Neben den Medien, die über den ganzen Zeitraum des Gesprächs eine große Rolle spielen, kristallisieren sich noch zwei weitere Kernthemen heraus, die bei den Revolutionen im Osten seit der DDR eine Rolle gespielt haben, bzw. sie heute noch spielen: Die von Stephan Bickhardt so betitelte “Selbstermächtigung des Menschen” um die frei werdende Energie während einer Protestwelle in geordnete, bleibende Strukturen zu überführen und der Abschied vom Marxismus, einhergehend mit der drohenden Gefahr ins Rechte politische Lager abzurutschen.
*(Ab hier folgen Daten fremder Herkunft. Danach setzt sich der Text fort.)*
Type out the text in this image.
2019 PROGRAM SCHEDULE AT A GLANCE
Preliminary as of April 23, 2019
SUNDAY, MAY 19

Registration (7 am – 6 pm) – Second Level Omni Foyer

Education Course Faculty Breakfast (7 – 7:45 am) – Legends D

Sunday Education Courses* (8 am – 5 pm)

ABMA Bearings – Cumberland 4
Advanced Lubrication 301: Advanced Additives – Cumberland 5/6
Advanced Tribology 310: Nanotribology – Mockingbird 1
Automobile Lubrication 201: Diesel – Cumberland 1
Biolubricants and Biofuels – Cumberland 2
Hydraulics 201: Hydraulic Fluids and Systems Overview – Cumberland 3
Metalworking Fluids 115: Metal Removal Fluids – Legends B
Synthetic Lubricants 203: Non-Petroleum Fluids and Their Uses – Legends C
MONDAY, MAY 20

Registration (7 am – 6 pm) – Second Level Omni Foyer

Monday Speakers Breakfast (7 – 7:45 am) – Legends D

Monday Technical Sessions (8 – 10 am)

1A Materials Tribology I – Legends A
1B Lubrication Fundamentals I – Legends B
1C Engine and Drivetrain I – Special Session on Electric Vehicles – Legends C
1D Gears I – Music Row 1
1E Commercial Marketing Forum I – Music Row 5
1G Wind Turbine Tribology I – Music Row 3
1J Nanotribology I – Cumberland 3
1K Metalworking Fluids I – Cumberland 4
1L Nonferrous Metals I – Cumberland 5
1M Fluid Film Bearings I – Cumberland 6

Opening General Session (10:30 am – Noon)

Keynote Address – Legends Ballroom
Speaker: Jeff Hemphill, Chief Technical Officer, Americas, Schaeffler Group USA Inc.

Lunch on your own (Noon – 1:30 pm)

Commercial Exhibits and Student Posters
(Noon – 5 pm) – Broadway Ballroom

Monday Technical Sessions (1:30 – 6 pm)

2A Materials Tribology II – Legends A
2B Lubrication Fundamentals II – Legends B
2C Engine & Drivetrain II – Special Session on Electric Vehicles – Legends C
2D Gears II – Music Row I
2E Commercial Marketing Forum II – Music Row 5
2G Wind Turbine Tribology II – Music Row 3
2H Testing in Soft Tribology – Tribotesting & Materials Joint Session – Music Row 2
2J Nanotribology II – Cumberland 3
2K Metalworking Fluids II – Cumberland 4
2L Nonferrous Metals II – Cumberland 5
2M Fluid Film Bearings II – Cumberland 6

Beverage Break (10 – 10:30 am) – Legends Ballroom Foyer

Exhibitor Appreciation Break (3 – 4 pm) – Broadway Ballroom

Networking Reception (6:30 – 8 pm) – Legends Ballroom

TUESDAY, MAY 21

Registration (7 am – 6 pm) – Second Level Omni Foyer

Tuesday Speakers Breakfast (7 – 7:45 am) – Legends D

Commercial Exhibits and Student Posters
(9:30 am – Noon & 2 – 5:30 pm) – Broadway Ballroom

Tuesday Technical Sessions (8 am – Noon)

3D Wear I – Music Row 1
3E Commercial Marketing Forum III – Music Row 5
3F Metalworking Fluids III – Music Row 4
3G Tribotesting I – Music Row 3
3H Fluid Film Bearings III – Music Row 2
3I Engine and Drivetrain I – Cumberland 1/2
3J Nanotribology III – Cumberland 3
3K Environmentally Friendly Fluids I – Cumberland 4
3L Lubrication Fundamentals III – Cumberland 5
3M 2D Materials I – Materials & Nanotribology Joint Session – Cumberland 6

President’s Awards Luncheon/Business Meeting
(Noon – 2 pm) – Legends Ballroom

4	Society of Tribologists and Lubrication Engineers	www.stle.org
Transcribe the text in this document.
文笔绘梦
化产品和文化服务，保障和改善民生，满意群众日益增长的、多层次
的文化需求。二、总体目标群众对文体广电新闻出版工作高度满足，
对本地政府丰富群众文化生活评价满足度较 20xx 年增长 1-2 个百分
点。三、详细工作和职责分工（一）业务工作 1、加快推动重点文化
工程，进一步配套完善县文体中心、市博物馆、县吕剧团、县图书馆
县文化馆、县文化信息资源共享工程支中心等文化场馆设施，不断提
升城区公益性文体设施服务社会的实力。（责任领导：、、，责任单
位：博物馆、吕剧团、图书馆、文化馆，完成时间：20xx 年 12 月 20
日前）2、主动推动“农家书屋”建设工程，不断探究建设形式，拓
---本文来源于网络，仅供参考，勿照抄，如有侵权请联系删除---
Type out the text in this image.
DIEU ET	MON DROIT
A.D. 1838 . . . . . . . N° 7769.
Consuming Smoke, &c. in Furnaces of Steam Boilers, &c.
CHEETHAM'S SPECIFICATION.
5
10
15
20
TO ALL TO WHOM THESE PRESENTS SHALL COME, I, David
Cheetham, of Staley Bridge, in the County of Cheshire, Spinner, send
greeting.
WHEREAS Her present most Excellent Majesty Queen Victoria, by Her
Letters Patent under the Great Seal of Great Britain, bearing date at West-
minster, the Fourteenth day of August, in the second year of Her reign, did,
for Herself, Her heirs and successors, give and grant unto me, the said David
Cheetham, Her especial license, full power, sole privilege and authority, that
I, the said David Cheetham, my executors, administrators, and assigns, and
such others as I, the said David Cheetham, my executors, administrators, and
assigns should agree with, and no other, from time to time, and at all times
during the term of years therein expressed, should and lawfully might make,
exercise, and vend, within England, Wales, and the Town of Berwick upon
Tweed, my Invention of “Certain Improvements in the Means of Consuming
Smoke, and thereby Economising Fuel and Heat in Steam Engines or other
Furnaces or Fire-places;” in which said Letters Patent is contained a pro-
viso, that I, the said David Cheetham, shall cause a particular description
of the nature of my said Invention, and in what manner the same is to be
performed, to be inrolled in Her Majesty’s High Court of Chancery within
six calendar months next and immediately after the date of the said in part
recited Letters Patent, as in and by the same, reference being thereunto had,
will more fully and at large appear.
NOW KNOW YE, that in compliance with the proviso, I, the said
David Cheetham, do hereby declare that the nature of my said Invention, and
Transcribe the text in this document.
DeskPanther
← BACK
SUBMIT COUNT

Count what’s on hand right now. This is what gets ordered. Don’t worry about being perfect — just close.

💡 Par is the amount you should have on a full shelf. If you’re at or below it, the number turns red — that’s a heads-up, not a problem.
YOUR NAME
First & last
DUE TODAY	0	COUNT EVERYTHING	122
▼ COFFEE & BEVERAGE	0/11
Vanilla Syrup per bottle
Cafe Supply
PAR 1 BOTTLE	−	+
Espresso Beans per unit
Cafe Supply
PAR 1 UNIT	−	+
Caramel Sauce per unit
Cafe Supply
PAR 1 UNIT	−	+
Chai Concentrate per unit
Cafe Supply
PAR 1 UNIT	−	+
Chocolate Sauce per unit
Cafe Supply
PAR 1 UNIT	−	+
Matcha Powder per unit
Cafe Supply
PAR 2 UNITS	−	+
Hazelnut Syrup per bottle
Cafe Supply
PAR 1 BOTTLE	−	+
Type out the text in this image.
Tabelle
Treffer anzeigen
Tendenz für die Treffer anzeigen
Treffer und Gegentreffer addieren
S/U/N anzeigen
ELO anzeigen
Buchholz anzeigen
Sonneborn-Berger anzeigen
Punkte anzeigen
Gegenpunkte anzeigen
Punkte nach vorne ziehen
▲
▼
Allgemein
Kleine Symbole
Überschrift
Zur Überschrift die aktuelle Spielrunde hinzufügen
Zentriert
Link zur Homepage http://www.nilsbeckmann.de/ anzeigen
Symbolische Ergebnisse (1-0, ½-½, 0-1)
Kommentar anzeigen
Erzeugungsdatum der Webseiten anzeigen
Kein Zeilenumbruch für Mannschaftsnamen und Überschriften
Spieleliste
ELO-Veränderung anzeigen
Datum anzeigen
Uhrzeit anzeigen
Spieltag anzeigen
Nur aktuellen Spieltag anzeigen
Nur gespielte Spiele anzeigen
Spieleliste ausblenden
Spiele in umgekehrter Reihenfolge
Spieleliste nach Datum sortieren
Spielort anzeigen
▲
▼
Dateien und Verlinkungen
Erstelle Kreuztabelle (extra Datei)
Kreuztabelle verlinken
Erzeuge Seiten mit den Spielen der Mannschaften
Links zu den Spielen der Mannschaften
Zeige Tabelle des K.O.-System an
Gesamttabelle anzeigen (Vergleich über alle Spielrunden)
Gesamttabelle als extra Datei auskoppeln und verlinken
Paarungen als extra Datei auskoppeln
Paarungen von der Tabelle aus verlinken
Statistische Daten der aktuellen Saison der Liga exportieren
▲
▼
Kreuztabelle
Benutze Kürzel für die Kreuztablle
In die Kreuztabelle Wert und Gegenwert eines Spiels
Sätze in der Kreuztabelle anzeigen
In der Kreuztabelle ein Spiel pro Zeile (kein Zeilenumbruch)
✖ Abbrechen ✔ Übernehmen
Yevgenia über die Entwicklungen, die aus den Protesten des Maidans hervorgegangen sind:
“Maidan hat nie ein eigenes Protestprogramm geschaffen, keine Systemverändernden und menschrechtlichen Forderungen gestellt. Die Bewegung ist somit eine einzige, große Projektionsfläche. Für Russland, die der Bewegung faschistische Motivation unterstellt, oder für Europa, die den Ruf nach Freiheit in die Bewegung interpretieren. Wir müssen in der Ukraine Plattformen schaffen, die die Bewegung in eine stabile Struktur und in echte Forderungen überführen können! Bickhardt stimmte diesen Forderungen zu und ergänzte, dass die “selbstermächtigte Zivilgesellschaft” gemeinsam mit einer modernen Kirche eine starke Partnerschaft zu diesem Zwecke eingehen könnte.
Vor allem während der Diskussion mit dem Publikum werden dann Beiträge laut, die die Besorgnis äußern, dass die Abkehr vom Marxismus zu einer Hinwendung zum Nationalismus bzw. Faschismus in den ehemals sowjetisch geführten Ländern geführt hätte. Mischa Gabowitsch erwidert darauf, dass die durch deutsche Geschichte geprägten Begriffe nur mit Vorsicht auf andere Länder und andere Zeiten anzuwenden sind. Hinter der Fassade des rechten Flügels in der Ukraine verberge sich eine gänzlich andere Idee oder Ideologie wie hierzulande bei den Nationalsozialisten üblich sei. “Die national ausgerichtete Partei in der Ukraine wurde zum Beispiel als Protest gegen die anderen Möglichkeiten gewählt. Das heißt nicht, dass deswegen 10% der Bevölkerung Nationalisten sind”
Und wieder betont er einen der Wahlsprüche dieses Erzählcafés: “Wer verstehen will, was jetzt dort im Osten passiert, der muss sich von seinen eigenen, normativen Begrifflichkeiten entfernen!”